Das legendäre Hotel Magnifique reist nachts durch die Welt und bringt die Gäste an die spektakulärsten Orte. Kein Wunder also, dass sich die Menschen darum reißen einzuchecken – obwohl sie zustimmen, ihre Erinnerungen an dieses Abenteuer im Anschluss zu verlieren. Einen kostspieligen Urlaub können sich Jani & ihre Schwester Zosa zwar nicht leisten, dafür gelingt es ihnen eine Anstellung im Hotel zu bekommen. Es scheint ein großes Abenteuer zu werden – bis Zosa verschwindet. Jani setzt alles daran, ihre Schwester zu finden und begibt sich damit in tödliche Gefahr.

Die Einblicke in die Welt der Angestellten im Vergleich zu den Erlebnissen der Gäste sowie die zunehmenden düsteren Episoden waren interessant und haben die Geschehnisse innerhalb und außerhalb des Hotels zunehmend in ein anderes Licht gerückt. Dieser Wandel der Atmosphäre hat mir richtig gut gefallen.

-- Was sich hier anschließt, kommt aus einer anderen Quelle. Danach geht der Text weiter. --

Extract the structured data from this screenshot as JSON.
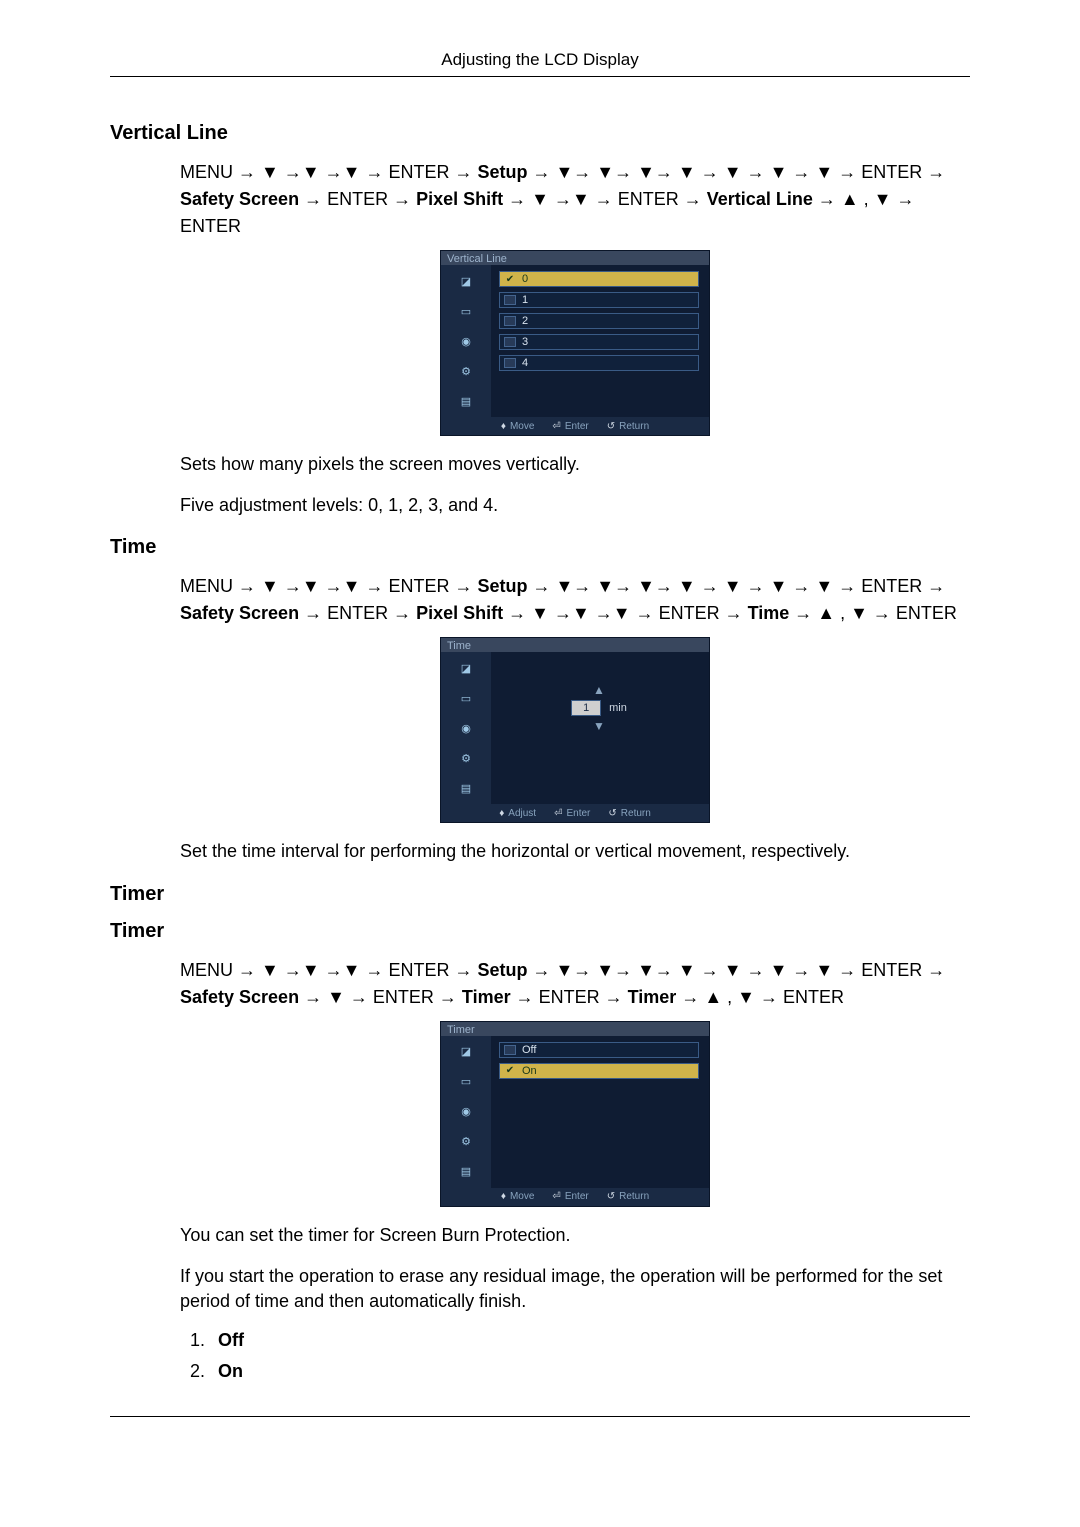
{
  "header": "Adjusting the LCD Display",
  "sections": {
    "vertical_line": {
      "title": "Vertical Line",
      "path_plain_1": "MENU → ▼ →▼ →▼ → ENTER → ",
      "path_bold_1": "Setup",
      "path_plain_2": " → ▼→ ▼→ ▼→ ▼ → ▼ → ▼ → ▼ → ENTER → ",
      "path_bold_2": "Safety Screen",
      "path_plain_3": " → ENTER → ",
      "path_bold_3": "Pixel Shift",
      "path_plain_4": " → ▼ →▼ → ENTER → ",
      "path_bold_4": "Vertical Line",
      "path_plain_5": " → ▲ , ▼ → ENTER",
      "osd_title": "Vertical Line",
      "options": [
        "0",
        "1",
        "2",
        "3",
        "4"
      ],
      "selected_index": 0,
      "foot": {
        "move": "Move",
        "enter": "Enter",
        "return": "Return"
      },
      "desc1": "Sets how many pixels the screen moves vertically.",
      "desc2": "Five adjustment levels: 0, 1, 2, 3, and 4."
    },
    "time": {
      "title": "Time",
      "path_plain_1": "MENU → ▼ →▼ →▼ → ENTER → ",
      "path_bold_1": "Setup",
      "path_plain_2": " → ▼→ ▼→ ▼→ ▼ → ▼ → ▼ → ▼ → ENTER → ",
      "path_bold_2": "Safety Screen",
      "path_plain_3": " → ENTER → ",
      "path_bold_3": "Pixel Shift",
      "path_plain_4": " → ▼ →▼ →▼ → ENTER → ",
      "path_bold_4": "Time",
      "path_plain_5": " → ▲ , ▼ → ENTER",
      "osd_title": "Time",
      "value": "1",
      "unit": "min",
      "foot": {
        "adjust": "Adjust",
        "enter": "Enter",
        "return": "Return"
      },
      "desc1": "Set the time interval for performing the horizontal or vertical movement, respectively."
    },
    "timer": {
      "title1": "Timer",
      "title2": "Timer",
      "path_plain_1": "MENU → ▼ →▼ →▼ → ENTER → ",
      "path_bold_1": "Setup",
      "path_plain_2": " → ▼→ ▼→ ▼→ ▼ → ▼ → ▼ → ▼ → ENTER → ",
      "path_bold_2": "Safety Screen",
      "path_plain_3": " → ▼ → ENTER → ",
      "path_bold_3": "Timer",
      "path_plain_4": " → ENTER → ",
      "path_bold_4": "Timer",
      "path_plain_5": " → ▲ , ▼ → ENTER",
      "osd_title": "Timer",
      "options": [
        "Off",
        "On"
      ],
      "selected_index": 1,
      "foot": {
        "move": "Move",
        "enter": "Enter",
        "return": "Return"
      },
      "desc1": "You can set the timer for Screen Burn Protection.",
      "desc2": "If you start the operation to erase any residual image, the operation will be performed for the set period of time and then automatically finish.",
      "list": [
        "Off",
        "On"
      ]
    }
  },
  "icons": {
    "picture": "◪",
    "input": "▭",
    "power": "◉",
    "gear": "⚙",
    "multi": "▤"
  },
  "foot_glyph": {
    "move": "♦",
    "enter": "⏎",
    "return": "↺"
  }
}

Gleichzeitig haben die unterschiedlichen Ansätze nur wenig Raum bekommen. Obwohl ich keine große Verfechterin von Geschichten bin, deren Handlung an spannenden Punkten unterbrochen wird: Eine Aufteilung in zwei Bände hätte vermutlich dazu geführt, dass Nebenhandlungen etwas mehr Farbe bekommen, die Beziehungen zu anderen Charakteren authentischer gewirkt und die kopflosen Handlungen weniger Platz eingenommen hätten. Hier wurde nicht nur einmal der Hals riskiert.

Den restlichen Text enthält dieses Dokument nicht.